Sur la demande de rappel de salaires retenus pour absences injustifiées :
Attendu que madame X conteste les absences alléguées par son employeur pour justifier des retenues sur salaires ;
Attendu que la SAS PBF PROFESSIONNELS DU BATIMENT ne rapporte aucun élément permettant de justifier la réalité des absences alléguées ;
En conséquence, le conseil de prud’hommes condamne la SAS PBF PROFESSIONNELS DU BATIMENT X a payer à madame X la somme de 262,85 euros bruts à titre de rappel de salaire pour absences injustifiées, et celle de 26,28 euros bruts au titre des congés payés afférents.
2.4) Sur les effets de la prise d’acte de la rupture du contrat de travail :
Vu l’article L.1451-1 du Code du travail sur la définition de la prise d’acte ;
Vu les articles L.1152-1 à L.1152-3 sur la définition et les effets du harcèlement moral ;
Attendu que madame X expose qu’elle a exécuté des tâches non prévues dans son contrat de travail ; qu’elle a effectué du travail au profit d’entreprises au sein desquelles elle ne disposait pas d’un contrat de travail ;
Attendu que madame X soutient par ailleurs qu’elle s’est fait retirer ses outils de travail indispensables à l’exécution de sa mission ; qu’elle a subi des pressions pour la pousser à la démission ou la dépression ;
Attendu que madame X verse aux débats de nombreuses pièces et témoignages permettant de justifier ses allégations, contrairement à la SAS PBF PROFESSIONNELS DU BATIMENT qui reste taisante sur l’ensemble de ces griefs ;
Attendu qu’il apparaît dès lors que le harcèlement moral est caractérisé et que la prise d’acte de la rupture du contrat de travail du 21 septembre 2022 doit produire les effets d’un licenciement nul, et condamne la SAS PBF PROFESSIONNELS DU BATIMENT à verser à madame X les sommes suivantes :
- 7 098,57 euros bruts à titre d’indemnité compensatrice de préavis,
- 709,85 euros bruts au titre des congés payés afférents,
- 2 281,91 euros nets à titre d’indemnité conventionnelle de licenciement,
- 20 000,00 euros nets à titre d’indemnité pour licenciement nul,
- 5 000,00 euros nets à titre de dommages et intérêts pour harcèlement moral.

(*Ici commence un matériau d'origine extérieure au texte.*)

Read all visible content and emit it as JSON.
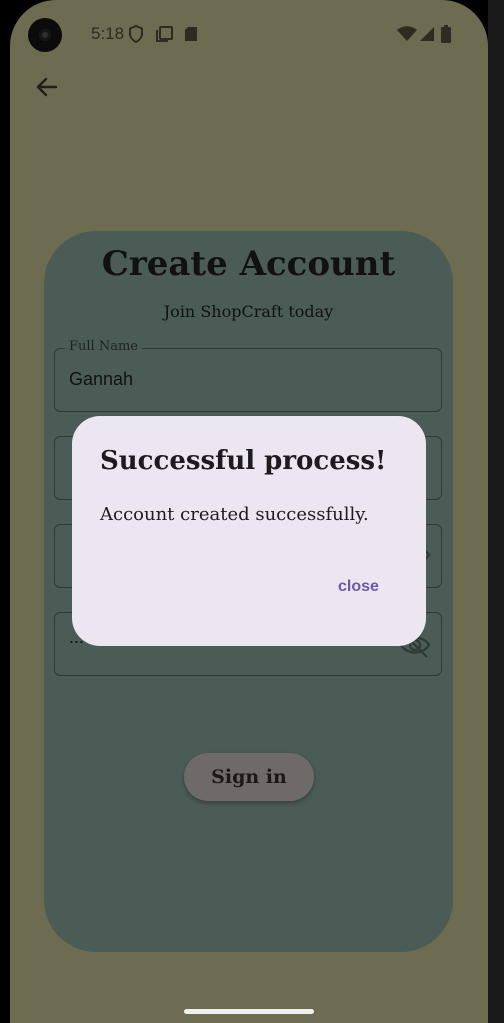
{
  "status_bar": {
    "time": "5:18"
  },
  "card": {
    "title": "Create Account",
    "subtitle": "Join ShopCraft today",
    "fields": [
      {
        "label": "Full Name",
        "value": "Gannah"
      },
      {
        "label": "",
        "value": ""
      },
      {
        "label": "",
        "value": ""
      },
      {
        "label": "",
        "value": "..."
      }
    ],
    "signin_label": "Sign in"
  },
  "dialog": {
    "title": "Successful process!",
    "message": "Account created successfully.",
    "close_label": "close"
  },
  "colors": {
    "screen_bg": "#6e6c50",
    "card_bg": "#4b5b56",
    "dialog_bg": "#ebe6ef",
    "accent": "#6a5aa8"
  }
}
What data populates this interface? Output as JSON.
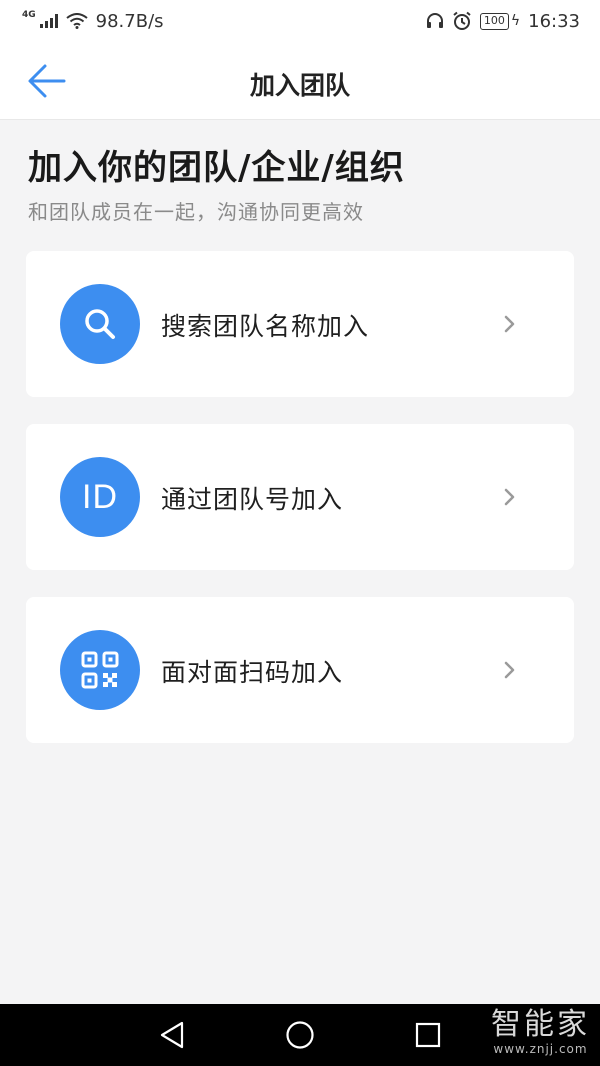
{
  "status_bar": {
    "network": "4G",
    "speed": "98.7B/s",
    "battery": "100",
    "time": "16:33"
  },
  "header": {
    "title": "加入团队",
    "back_icon": "arrow-left-icon"
  },
  "intro": {
    "heading": "加入你的团队/企业/组织",
    "subtitle": "和团队成员在一起，沟通协同更高效"
  },
  "options": [
    {
      "label": "搜索团队名称加入",
      "icon": "search-icon"
    },
    {
      "label": "通过团队号加入",
      "icon": "id-icon",
      "icon_text": "ID"
    },
    {
      "label": "面对面扫码加入",
      "icon": "qr-code-icon"
    }
  ],
  "nav": {
    "back": "triangle-back-icon",
    "home": "circle-home-icon",
    "recent": "square-recent-icon"
  },
  "watermark": {
    "main": "智能家",
    "sub": "www.znjj.com"
  },
  "colors": {
    "accent": "#3d8ef0",
    "background": "#f4f4f5",
    "card": "#ffffff"
  }
}
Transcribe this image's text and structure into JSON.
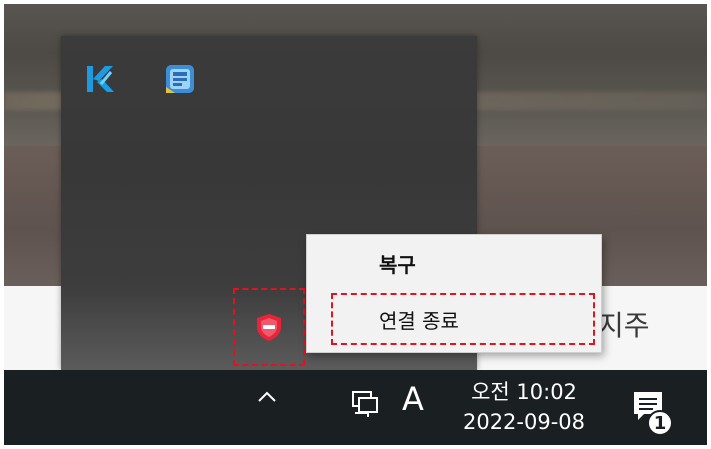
{
  "desktop": {
    "background_text": "지주"
  },
  "tray_flyout": {
    "icons": [
      {
        "name": "k-app-icon",
        "color": "#1e9be0"
      },
      {
        "name": "blue-app-icon",
        "color": "#2a7fd0"
      },
      {
        "name": "red-shield-icon",
        "color": "#e8233a"
      }
    ]
  },
  "context_menu": {
    "items": [
      {
        "label": "복구"
      },
      {
        "label": "연결 종료"
      }
    ],
    "highlight_color": "#e0141e"
  },
  "taskbar": {
    "chevron": "^",
    "ime_indicator": "A",
    "clock_time": "오전 10:02",
    "clock_date": "2022-09-08",
    "notification_count": "1"
  }
}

2.5) Sur la demande de condamnation solidaire des SAS PBF PROFESSIONNELS DU BATIMENT pour travail dissimulé :
Vu l’article L. 8221-5 du Code du travail : « Est réputé travail dissimulé par dissimulation d’emploi salarié le fait pour tout employeur :
1° Soit de se soustraire intentionnellement à l’accomplissement de la formalité prévue à l’article L. 1221-10, relatif à la déclaration préalable à l’embauche ;
2° Soit de se soustraire intentionnellement à la délivrance d’un bulletin de paie ou d’un document équivalent défini par voie réglementaire, ou de mentionner sur le bulletin de paie ou le document équivalent un nombre d’heures de travail inférieur à celui réellement accompli, si cette mention ne résulte pas d’une convention ou d’un accord collectif d’aménagement du temps de travail conclu en application du titre II du livre 1er de la troisième partie ;
3° Soit de se soustraire intentionnellement aux déclarations relatives aux salaires ou aux cotisations assises sur ceux-ci auprès des organismes de recouvrement des contributions et cotisations sociales ou de l’administration fiscale en vertu des dispositions légales. »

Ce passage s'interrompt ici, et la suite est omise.